REPUBLIKA.CO.ID, JAKARTA – Perbankan syariah tumbuh melambat di tahun ini. Berdasarkan data Statistik Perbankan Indonesia (SPI) yang dirilis Otoritas Jasa Keuangan (OJK) pertumbuhan pembiayaan pada bulan Oktober year on year hanya tumbuh 14 persen.
Pembiayaan bank umum syariah mencapai Rp 189,291 triliun. Pembiayaan unit usaha syariah juga hanya tumbuh 9 persen mencapai Rp 63,149 triliun.
Padahal pada periode 2012-2013 pertumbuhan pembiayaan UUS mencapai 31 persen. Pembiayaan BUS pada periode yang sama tumbuh 21 persen.
Peneliti Ekonomi Syariah STEI SEBI Azis Budi Setiawan mengtakan perlambatan pertumbuhan perbankan syariah secara umum diakibatkan tekanan likuiditas. Selain itu kebijakan otoritas yang bersifat ketat dan perlambatan pertumbuhan ekonomi nasional yang hanya akan di kisaran 5,1-5,2 persen.

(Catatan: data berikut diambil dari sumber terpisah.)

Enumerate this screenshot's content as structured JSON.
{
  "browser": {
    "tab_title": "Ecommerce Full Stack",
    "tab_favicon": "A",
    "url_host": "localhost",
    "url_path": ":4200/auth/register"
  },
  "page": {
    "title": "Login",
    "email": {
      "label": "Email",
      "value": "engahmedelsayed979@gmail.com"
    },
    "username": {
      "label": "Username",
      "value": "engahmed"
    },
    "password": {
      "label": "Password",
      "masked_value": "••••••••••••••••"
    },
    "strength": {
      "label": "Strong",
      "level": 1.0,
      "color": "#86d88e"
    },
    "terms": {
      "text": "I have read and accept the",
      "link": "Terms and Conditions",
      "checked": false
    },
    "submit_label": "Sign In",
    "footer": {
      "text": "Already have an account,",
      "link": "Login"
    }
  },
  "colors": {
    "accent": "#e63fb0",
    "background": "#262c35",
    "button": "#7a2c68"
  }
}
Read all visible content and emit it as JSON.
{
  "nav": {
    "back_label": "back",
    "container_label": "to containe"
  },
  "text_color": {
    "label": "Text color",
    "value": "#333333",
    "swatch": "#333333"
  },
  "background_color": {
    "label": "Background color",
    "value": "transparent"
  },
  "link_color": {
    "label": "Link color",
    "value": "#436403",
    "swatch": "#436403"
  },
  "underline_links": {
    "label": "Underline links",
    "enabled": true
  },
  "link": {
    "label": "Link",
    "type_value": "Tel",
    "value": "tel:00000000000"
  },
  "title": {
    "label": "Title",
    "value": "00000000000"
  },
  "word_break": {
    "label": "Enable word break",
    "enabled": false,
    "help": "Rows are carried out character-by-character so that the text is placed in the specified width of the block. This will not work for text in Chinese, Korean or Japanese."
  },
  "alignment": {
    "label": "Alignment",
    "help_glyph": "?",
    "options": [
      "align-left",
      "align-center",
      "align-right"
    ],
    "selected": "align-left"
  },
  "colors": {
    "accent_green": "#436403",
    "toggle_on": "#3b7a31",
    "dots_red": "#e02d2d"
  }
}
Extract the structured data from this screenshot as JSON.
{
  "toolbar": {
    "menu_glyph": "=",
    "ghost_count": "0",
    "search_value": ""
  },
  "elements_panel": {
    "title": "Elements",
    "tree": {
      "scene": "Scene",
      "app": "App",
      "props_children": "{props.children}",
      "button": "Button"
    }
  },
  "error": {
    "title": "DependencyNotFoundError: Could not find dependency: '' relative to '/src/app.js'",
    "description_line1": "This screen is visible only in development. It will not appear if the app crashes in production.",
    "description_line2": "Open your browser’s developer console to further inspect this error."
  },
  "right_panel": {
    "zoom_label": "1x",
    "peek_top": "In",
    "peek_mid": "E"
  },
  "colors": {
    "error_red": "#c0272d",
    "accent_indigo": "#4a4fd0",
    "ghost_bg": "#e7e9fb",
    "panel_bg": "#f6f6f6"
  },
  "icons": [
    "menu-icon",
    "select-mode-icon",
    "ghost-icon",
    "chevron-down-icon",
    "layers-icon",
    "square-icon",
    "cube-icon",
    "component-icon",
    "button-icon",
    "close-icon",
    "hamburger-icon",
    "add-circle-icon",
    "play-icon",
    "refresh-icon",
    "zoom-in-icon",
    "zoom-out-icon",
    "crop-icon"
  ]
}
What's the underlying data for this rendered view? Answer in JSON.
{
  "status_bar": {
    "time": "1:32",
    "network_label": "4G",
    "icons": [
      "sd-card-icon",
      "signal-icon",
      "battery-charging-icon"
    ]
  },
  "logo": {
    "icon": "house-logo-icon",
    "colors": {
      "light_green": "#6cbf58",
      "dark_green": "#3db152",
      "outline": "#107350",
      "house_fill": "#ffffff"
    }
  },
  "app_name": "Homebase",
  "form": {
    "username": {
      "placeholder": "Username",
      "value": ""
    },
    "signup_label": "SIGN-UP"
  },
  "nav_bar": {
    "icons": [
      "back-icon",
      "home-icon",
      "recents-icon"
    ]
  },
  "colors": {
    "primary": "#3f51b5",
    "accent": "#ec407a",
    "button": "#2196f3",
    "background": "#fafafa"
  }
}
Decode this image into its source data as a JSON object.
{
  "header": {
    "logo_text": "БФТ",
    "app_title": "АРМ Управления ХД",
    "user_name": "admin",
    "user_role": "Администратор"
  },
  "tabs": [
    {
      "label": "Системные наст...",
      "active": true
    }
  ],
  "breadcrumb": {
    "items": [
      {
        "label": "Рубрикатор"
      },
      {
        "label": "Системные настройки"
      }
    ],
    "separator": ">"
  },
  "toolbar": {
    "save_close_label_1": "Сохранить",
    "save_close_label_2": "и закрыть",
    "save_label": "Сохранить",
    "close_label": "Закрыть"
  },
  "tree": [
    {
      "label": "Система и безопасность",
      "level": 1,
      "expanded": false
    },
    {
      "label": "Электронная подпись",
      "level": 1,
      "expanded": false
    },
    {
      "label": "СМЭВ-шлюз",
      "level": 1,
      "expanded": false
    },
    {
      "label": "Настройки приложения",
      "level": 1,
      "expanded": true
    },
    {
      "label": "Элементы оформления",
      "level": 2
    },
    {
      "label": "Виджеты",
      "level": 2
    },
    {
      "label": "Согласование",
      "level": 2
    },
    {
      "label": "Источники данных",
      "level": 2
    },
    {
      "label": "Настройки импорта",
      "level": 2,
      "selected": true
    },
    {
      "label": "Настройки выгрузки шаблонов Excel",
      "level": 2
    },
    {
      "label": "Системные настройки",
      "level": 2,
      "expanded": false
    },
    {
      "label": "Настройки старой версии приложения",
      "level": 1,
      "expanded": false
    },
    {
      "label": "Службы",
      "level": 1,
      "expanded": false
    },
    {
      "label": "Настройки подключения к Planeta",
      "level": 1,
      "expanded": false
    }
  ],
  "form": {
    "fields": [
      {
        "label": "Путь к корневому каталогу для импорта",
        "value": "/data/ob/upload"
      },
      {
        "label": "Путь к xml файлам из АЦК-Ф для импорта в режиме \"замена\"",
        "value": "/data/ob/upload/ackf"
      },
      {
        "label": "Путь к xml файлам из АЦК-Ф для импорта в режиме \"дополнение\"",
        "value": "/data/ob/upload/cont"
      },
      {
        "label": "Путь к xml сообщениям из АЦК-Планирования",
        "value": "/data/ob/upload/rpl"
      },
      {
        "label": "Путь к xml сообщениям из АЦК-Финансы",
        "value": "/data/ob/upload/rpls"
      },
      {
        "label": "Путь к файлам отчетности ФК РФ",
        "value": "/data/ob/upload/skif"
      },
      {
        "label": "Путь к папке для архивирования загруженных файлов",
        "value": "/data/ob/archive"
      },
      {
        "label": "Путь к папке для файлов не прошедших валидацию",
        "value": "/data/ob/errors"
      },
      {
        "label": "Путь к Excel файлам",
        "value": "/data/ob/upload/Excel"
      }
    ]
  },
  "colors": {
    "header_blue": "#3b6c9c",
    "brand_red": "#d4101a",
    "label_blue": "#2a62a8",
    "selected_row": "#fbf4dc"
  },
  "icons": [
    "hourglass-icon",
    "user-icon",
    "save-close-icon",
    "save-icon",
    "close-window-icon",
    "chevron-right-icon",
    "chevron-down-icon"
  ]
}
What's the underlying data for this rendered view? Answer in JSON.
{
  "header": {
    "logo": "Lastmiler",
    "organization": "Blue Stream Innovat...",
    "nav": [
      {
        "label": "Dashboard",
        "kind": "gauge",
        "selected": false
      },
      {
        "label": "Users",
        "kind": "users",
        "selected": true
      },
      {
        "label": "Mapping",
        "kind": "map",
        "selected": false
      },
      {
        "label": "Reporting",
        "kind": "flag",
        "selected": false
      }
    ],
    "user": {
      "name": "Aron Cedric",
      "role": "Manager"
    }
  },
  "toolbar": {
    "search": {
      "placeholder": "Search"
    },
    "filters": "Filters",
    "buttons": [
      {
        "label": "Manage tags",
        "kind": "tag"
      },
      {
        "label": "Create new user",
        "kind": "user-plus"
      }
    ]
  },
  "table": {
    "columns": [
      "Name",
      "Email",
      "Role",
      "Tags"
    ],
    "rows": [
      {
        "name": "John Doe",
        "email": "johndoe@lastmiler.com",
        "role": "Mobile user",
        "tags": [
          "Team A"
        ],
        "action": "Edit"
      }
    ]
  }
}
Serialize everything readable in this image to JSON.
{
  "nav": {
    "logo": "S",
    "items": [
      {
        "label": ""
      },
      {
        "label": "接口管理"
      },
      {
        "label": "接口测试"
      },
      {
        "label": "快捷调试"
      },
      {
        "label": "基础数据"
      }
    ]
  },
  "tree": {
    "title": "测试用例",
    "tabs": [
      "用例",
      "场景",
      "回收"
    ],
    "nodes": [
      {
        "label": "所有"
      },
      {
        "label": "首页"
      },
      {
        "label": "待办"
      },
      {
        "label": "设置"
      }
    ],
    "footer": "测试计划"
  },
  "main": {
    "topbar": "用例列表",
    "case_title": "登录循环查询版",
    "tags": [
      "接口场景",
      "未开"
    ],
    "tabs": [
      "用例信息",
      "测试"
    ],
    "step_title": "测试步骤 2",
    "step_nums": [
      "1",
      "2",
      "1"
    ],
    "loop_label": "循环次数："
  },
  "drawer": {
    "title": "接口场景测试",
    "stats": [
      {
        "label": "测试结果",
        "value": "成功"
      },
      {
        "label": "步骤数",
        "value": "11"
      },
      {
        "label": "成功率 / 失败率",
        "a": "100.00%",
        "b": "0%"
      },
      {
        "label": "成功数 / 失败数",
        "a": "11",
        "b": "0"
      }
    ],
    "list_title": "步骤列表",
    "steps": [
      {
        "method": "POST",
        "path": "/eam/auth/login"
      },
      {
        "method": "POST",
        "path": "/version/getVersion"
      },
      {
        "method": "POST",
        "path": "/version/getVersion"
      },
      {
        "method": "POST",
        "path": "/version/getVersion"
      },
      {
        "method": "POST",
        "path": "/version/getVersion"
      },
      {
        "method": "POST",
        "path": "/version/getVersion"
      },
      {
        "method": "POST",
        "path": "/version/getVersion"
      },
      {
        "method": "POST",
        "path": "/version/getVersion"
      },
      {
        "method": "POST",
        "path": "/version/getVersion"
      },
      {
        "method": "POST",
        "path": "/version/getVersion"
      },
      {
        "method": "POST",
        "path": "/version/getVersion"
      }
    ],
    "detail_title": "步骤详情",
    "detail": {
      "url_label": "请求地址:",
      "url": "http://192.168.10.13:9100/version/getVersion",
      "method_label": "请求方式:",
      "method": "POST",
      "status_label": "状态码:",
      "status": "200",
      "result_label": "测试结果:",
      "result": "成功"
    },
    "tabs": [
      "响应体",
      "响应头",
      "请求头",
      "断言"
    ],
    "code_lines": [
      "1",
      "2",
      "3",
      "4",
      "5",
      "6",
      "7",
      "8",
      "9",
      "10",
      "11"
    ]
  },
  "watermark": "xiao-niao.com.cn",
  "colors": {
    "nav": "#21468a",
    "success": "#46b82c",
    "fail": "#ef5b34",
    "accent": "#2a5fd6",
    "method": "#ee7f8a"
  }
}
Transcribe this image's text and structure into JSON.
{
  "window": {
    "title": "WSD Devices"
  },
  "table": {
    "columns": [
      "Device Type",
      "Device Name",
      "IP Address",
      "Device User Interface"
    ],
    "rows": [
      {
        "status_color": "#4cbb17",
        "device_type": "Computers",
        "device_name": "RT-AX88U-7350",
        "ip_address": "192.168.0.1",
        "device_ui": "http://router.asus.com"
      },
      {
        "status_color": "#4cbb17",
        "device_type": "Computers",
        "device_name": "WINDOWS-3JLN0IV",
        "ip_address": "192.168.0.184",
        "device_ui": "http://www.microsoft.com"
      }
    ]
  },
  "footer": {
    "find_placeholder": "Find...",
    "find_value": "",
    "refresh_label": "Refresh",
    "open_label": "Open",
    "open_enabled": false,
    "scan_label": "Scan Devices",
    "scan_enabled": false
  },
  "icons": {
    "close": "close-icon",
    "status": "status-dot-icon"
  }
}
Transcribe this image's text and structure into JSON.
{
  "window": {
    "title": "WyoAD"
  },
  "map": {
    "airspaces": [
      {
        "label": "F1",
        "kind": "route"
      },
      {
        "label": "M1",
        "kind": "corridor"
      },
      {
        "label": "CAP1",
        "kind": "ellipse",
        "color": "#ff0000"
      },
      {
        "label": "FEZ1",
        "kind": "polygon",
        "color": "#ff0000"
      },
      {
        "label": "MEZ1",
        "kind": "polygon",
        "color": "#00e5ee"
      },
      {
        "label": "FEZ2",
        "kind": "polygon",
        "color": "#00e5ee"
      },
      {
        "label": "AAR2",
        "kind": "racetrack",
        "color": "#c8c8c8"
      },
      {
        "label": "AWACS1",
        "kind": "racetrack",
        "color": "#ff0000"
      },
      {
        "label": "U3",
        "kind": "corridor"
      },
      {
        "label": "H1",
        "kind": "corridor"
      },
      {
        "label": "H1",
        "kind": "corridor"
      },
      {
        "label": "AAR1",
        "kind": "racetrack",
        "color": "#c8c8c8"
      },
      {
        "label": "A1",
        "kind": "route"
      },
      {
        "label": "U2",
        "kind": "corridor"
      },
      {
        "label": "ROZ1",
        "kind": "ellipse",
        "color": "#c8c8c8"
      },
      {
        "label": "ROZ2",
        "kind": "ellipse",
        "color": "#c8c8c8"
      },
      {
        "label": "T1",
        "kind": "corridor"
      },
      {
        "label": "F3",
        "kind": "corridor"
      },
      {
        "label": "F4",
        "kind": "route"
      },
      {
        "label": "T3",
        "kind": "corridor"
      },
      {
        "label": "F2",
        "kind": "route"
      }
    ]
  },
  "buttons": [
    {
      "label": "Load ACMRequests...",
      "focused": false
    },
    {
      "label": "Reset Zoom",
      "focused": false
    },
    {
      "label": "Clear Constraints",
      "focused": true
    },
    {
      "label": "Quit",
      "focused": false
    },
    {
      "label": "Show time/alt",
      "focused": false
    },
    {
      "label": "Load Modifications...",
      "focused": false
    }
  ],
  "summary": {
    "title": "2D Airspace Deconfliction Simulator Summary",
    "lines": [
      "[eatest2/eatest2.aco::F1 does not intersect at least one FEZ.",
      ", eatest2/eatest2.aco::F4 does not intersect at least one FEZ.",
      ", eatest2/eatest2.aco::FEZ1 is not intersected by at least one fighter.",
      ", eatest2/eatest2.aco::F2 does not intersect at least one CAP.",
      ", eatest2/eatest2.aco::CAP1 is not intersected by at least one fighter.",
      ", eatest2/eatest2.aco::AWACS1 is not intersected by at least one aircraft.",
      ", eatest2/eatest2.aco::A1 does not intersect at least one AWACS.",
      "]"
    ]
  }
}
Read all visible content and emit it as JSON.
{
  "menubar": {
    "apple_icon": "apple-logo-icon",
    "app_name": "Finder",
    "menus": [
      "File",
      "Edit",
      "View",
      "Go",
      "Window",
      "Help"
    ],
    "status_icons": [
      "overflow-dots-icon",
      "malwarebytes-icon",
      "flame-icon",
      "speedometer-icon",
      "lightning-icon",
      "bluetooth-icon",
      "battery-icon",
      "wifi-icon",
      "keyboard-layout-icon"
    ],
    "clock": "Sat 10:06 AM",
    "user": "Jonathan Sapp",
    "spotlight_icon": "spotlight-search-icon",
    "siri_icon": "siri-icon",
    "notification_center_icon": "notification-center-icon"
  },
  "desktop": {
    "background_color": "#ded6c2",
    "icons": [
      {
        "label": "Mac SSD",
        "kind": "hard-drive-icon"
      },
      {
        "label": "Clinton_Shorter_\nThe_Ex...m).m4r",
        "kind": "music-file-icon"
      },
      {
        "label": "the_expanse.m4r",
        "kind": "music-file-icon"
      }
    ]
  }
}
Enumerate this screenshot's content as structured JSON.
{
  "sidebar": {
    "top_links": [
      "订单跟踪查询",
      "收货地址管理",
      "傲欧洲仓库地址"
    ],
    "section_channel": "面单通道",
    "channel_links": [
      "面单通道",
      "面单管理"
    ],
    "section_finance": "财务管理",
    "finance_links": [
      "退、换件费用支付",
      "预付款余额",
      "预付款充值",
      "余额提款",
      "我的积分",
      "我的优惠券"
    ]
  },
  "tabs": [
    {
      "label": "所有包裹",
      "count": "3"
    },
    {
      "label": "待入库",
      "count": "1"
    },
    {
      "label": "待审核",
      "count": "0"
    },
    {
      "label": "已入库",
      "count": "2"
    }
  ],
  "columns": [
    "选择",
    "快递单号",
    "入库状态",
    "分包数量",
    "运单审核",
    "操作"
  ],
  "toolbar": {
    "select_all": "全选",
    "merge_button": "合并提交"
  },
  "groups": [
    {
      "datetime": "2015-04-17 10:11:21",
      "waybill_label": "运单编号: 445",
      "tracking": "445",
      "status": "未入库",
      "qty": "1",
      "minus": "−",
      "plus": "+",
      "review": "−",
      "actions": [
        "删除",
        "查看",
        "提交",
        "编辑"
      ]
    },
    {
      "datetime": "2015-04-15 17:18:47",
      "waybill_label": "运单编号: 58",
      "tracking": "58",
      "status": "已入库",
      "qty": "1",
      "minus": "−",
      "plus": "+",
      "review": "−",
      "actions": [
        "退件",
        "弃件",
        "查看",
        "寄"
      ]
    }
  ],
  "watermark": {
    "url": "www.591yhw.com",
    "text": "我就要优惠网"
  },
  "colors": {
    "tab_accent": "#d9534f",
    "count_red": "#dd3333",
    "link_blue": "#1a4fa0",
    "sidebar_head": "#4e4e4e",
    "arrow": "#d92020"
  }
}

Beberapa faktor yang mempengaruhi kondisi sector riil juga berimbas pada perbankan syariah. Aziz mencontohkan depresiasi rupiah yang hampir menembus Rp13 ribu yang menambah biaya produksi untuk industri manufaktur terutama yang menggunakan bahan baku impor.
Rendahnya harga komoditas dan kebijakan pembatasan ekspor minerba mentah yang mempengaruhi perusahaan pertambangan dan perkebunan. “Dalam kondisi likuiditas yang terbatas dan persaingan pendanaan yang ketat kedepan, industri keuangan dan perbankan syariah perlu memperkokoh permodalan dan variasi sumber pendanaan,” katanya.
Selain itu kenaikan harga BBM bersubsidi dan Tarif Tenaga Listrik (TTL), meningkatnya biaya dana (cost of fund) seiring kenaikan BI rate, meningkatnya harga properti, kebijakan Loan to Value (LTV) untuk KPR dan pembatasan uang muka (down payment) untuk industri pembiayaan syariah juga telah memberikan tekanan yang signifikan. Tahun 2014 sebagai tahun politik (masaPileg danPilpres) juga telah membuat dunia usaha cenderung berhati-hati untuk ekspansi dan mengurangi permintaan pembiayaan dari sektor keuangan.